Exploring the Anticancer Potential of Lamivudine-Loaded Polymeric Nanoparticles: In Vitro Cytotoxicity, Tissue Deposition, Biochemical Impact In Vivo, and Molecular Simulations Analysis.

Lamivudine is a synthetic nucleoside analogue to cytosine with a modified sugar moiety. It has potent action against Human Immunodeficiency Virus and chronic hepatitis. Recently, studies have also shown that lamivudine (3TC) can induce apoptosis in cancer cells and inhibit their proliferation, including breast cancer. We prepared polymeric nanoparticles using the double emulsification technique to incorporate polycaprolactone (PCL) as the polymer and lamivudine as the active compound. The nanoparticles were characterized by atomic force microscopy and dynamic light scattering. Then we carried out a full set of in vitro and in vivo analyses, including measurement of cytotoxicity, radiolabeling, biodistribution and biochemistry. The results showed the formation of 273 nm spherical nanoparticles with monodisperse behavior (PDI = 0.052). The radiolabeling with ^99mTc demonstrated the feasibility of the direct radiolabeling process. The cytotoxicity corroborated the potential against the triple-negative breast cancer line (MDA-MB-231). The biodistribution assay revealed high uptake in the liver, small and large intestines and bladder, besides the presence of nanoparticles in the urine.
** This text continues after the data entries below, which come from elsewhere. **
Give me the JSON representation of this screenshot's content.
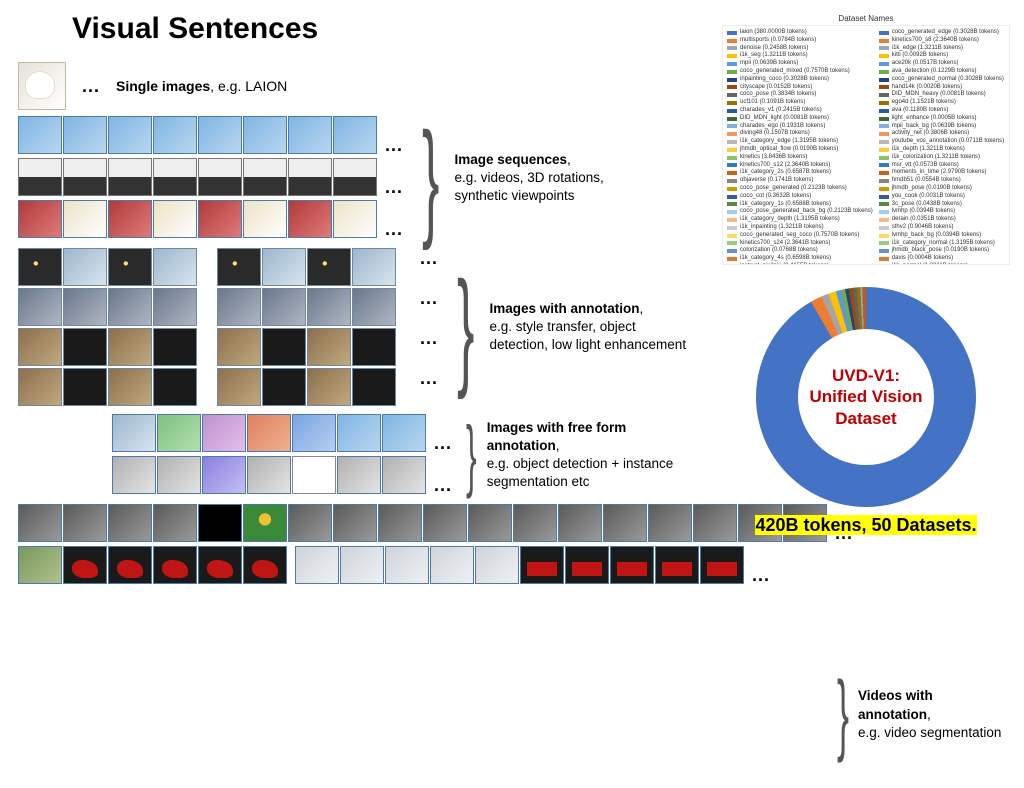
{
  "title": "Visual Sentences",
  "sections": {
    "single": {
      "label_bold": "Single images",
      "label_rest": ", e.g. LAION"
    },
    "sequences": {
      "label_bold": "Image sequences",
      "label_rest": ",\ne.g. videos, 3D rotations, synthetic viewpoints"
    },
    "annotation": {
      "label_bold": "Images with annotation",
      "label_rest": ",\ne.g. style transfer, object detection, low light enhancement"
    },
    "freeform": {
      "label_bold": "Images with free form annotation",
      "label_rest": ",\n e.g. object detection + instance segmentation etc"
    },
    "video": {
      "label_bold": "Videos with annotation",
      "label_rest": ",\ne.g. video segmentation"
    }
  },
  "ellipsis": "...",
  "legend": {
    "title": "Dataset Names",
    "left": [
      {
        "c": "#4472c4",
        "t": "laion (380.0000B tokens)"
      },
      {
        "c": "#ed7d31",
        "t": "multisports (0.0784B tokens)"
      },
      {
        "c": "#a5a5a5",
        "t": "denoise (0.2458B tokens)"
      },
      {
        "c": "#ffc000",
        "t": "i1k_seg (1.3211B tokens)"
      },
      {
        "c": "#5b9bd5",
        "t": "mpii (0.0639B tokens)"
      },
      {
        "c": "#70ad47",
        "t": "coco_generated_mixed (0.7570B tokens)"
      },
      {
        "c": "#264478",
        "t": "inpainting_coco (0.3028B tokens)"
      },
      {
        "c": "#9e480e",
        "t": "cityscape (0.0152B tokens)"
      },
      {
        "c": "#636363",
        "t": "coco_pose (0.3834B tokens)"
      },
      {
        "c": "#997300",
        "t": "ucf101 (0.1091B tokens)"
      },
      {
        "c": "#255e91",
        "t": "charades_v1 (0.2415B tokens)"
      },
      {
        "c": "#43682b",
        "t": "DID_MDN_light (0.0081B tokens)"
      },
      {
        "c": "#7cafdd",
        "t": "charades_ego (0.1931B tokens)"
      },
      {
        "c": "#f1975a",
        "t": "diving48 (0.1507B tokens)"
      },
      {
        "c": "#b7b7b7",
        "t": "i1k_category_edge (1.3195B tokens)"
      },
      {
        "c": "#ffcd33",
        "t": "jhmdb_optical_flow (0.0190B tokens)"
      },
      {
        "c": "#8cc168",
        "t": "kinetics (3.8436B tokens)"
      },
      {
        "c": "#327dc2",
        "t": "kinetics700_s12 (2.3640B tokens)"
      },
      {
        "c": "#d26012",
        "t": "i1k_category_2s (0.6587B tokens)"
      },
      {
        "c": "#848484",
        "t": "objaverse (0.1741B tokens)"
      },
      {
        "c": "#cc9a00",
        "t": "coco_pose_generated (0.2123B tokens)"
      },
      {
        "c": "#335aa1",
        "t": "coco_cot (0.3632B tokens)"
      },
      {
        "c": "#5a8a39",
        "t": "i1k_category_1s (0.6588B tokens)"
      },
      {
        "c": "#a6c9ec",
        "t": "coco_pose_generated_back_bg (0.2123B tokens)"
      },
      {
        "c": "#f6b88c",
        "t": "i1k_category_depth (1.3195B tokens)"
      },
      {
        "c": "#c9c9c9",
        "t": "i1k_inpainting (1.3211B tokens)"
      },
      {
        "c": "#ffd966",
        "t": "coco_generated_seg_coco (0.7570B tokens)"
      },
      {
        "c": "#9dcb7e",
        "t": "kinetics700_s24 (2.3641B tokens)"
      },
      {
        "c": "#5e95d1",
        "t": "colorization (0.0768B tokens)"
      },
      {
        "c": "#e1782f",
        "t": "i1k_category_4s (0.6598B tokens)"
      },
      {
        "c": "#9a9a9a",
        "t": "instruct_pix2pix (0.4155B tokens)"
      },
      {
        "c": "#e0b000",
        "t": "inpainting_ik (7.2689B tokens)"
      },
      {
        "c": "#3e6eb3",
        "t": "i1k_category_seg (1.3195B tokens)"
      },
      {
        "c": "#6b9c47",
        "t": "i1k_cot (3.3027B tokens)"
      },
      {
        "c": "#b9d6f1",
        "t": "mpii_cot (0.0500B tokens)"
      },
      {
        "c": "#f9c9a3",
        "t": "DID_MDN_medium (0.0081B tokens)"
      }
    ],
    "right": [
      {
        "c": "#4472c4",
        "t": "coco_generated_edge (0.3028B tokens)"
      },
      {
        "c": "#ed7d31",
        "t": "kinetics700_s8 (2.3640B tokens)"
      },
      {
        "c": "#a5a5a5",
        "t": "i1k_edge (1.3211B tokens)"
      },
      {
        "c": "#ffc000",
        "t": "kitti (0.0092B tokens)"
      },
      {
        "c": "#5b9bd5",
        "t": "ace20k (0.0517B tokens)"
      },
      {
        "c": "#70ad47",
        "t": "ava_detection (0.1229B tokens)"
      },
      {
        "c": "#264478",
        "t": "coco_generated_normal (0.3028B tokens)"
      },
      {
        "c": "#9e480e",
        "t": "hand14k (0.0020B tokens)"
      },
      {
        "c": "#636363",
        "t": "DID_MDN_heavy (0.0081B tokens)"
      },
      {
        "c": "#997300",
        "t": "ego4d (1.1521B tokens)"
      },
      {
        "c": "#255e91",
        "t": "ava (0.1180B tokens)"
      },
      {
        "c": "#43682b",
        "t": "light_enhance (0.0005B tokens)"
      },
      {
        "c": "#7cafdd",
        "t": "mpii_back_bg (0.0639B tokens)"
      },
      {
        "c": "#f1975a",
        "t": "activity_net (0.3806B tokens)"
      },
      {
        "c": "#b7b7b7",
        "t": "youtube_vos_annotation (0.0711B tokens)"
      },
      {
        "c": "#ffcd33",
        "t": "i1k_depth (1.3211B tokens)"
      },
      {
        "c": "#8cc168",
        "t": "i1k_colorization (1.3211B tokens)"
      },
      {
        "c": "#327dc2",
        "t": "msr_vtt (0.0573B tokens)"
      },
      {
        "c": "#d26012",
        "t": "moments_in_time (2.9790B tokens)"
      },
      {
        "c": "#848484",
        "t": "hmdb51 (0.0554B tokens)"
      },
      {
        "c": "#cc9a00",
        "t": "jhmdb_pose (0.0190B tokens)"
      },
      {
        "c": "#335aa1",
        "t": "you_cook (0.0031B tokens)"
      },
      {
        "c": "#5a8a39",
        "t": "3c_pose (0.0438B tokens)"
      },
      {
        "c": "#a6c9ec",
        "t": "lvmhp (0.0394B tokens)"
      },
      {
        "c": "#f6b88c",
        "t": "derain (0.0351B tokens)"
      },
      {
        "c": "#c9c9c9",
        "t": "sthv2 (0.9046B tokens)"
      },
      {
        "c": "#ffd966",
        "t": "lvmhp_back_bg (0.0394B tokens)"
      },
      {
        "c": "#9dcb7e",
        "t": "i1k_category_normal (1.3195B tokens)"
      },
      {
        "c": "#5e95d1",
        "t": "jhmdb_black_pose (0.0190B tokens)"
      },
      {
        "c": "#e1782f",
        "t": "davis (0.0004B tokens)"
      },
      {
        "c": "#9a9a9a",
        "t": "i1k_normal (1.3211B tokens)"
      },
      {
        "c": "#e0b000",
        "t": "youtube_vos_clips (0.0637B tokens)"
      },
      {
        "c": "#3e6eb3",
        "t": "coco_generated_depth (0.3028B tokens)"
      },
      {
        "c": "#6b9c47",
        "t": "vip_seg (0.0645B tokens)"
      },
      {
        "c": "#b9d6f1",
        "t": "co3d_seq (0.2288B tokens)"
      },
      {
        "c": "#f9c9a3",
        "t": "jester (0.6065B tokens)"
      }
    ]
  },
  "donut": {
    "center_line1": "UVD-V1:",
    "center_line2": "Unified Vision",
    "center_line3": "Dataset",
    "caption_hl": "420B tokens, 50 Datasets.",
    "dominant_color": "#4472c4",
    "dominant_share_deg": 330
  }
}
The in vivo biochemistry analysis showed alterations in some enzyme levels, including: alanine aminotransferase (ALT), aspartate aminotransferase (AST), gamma GT (GGT), creatinine (CRE), amylase (MAS), lactate dehydrogenase pyruvate (LDH-P) and glucose (GLU). Finally, we performed theoretical studies of molecular docking, molecular dynamics and interactions between lamivudine and key proteins regulating necroptosis, including epidermal growth factor receptor (EGFR), receptor-interacting protein kinase 1 (RIPK1), and receptor-interacting protein kinase 3 (RIPK3). Theoretical results showed lamivudine's adaptability to the binding sites of these proteins, with potential for optimization to enhance hydrophobic interactions and binding affinity. The findings demonstrated the efficacy of lamivudine against breast cancer cells, and the need to better understand the interplay of nanosystems with biochemical parameters.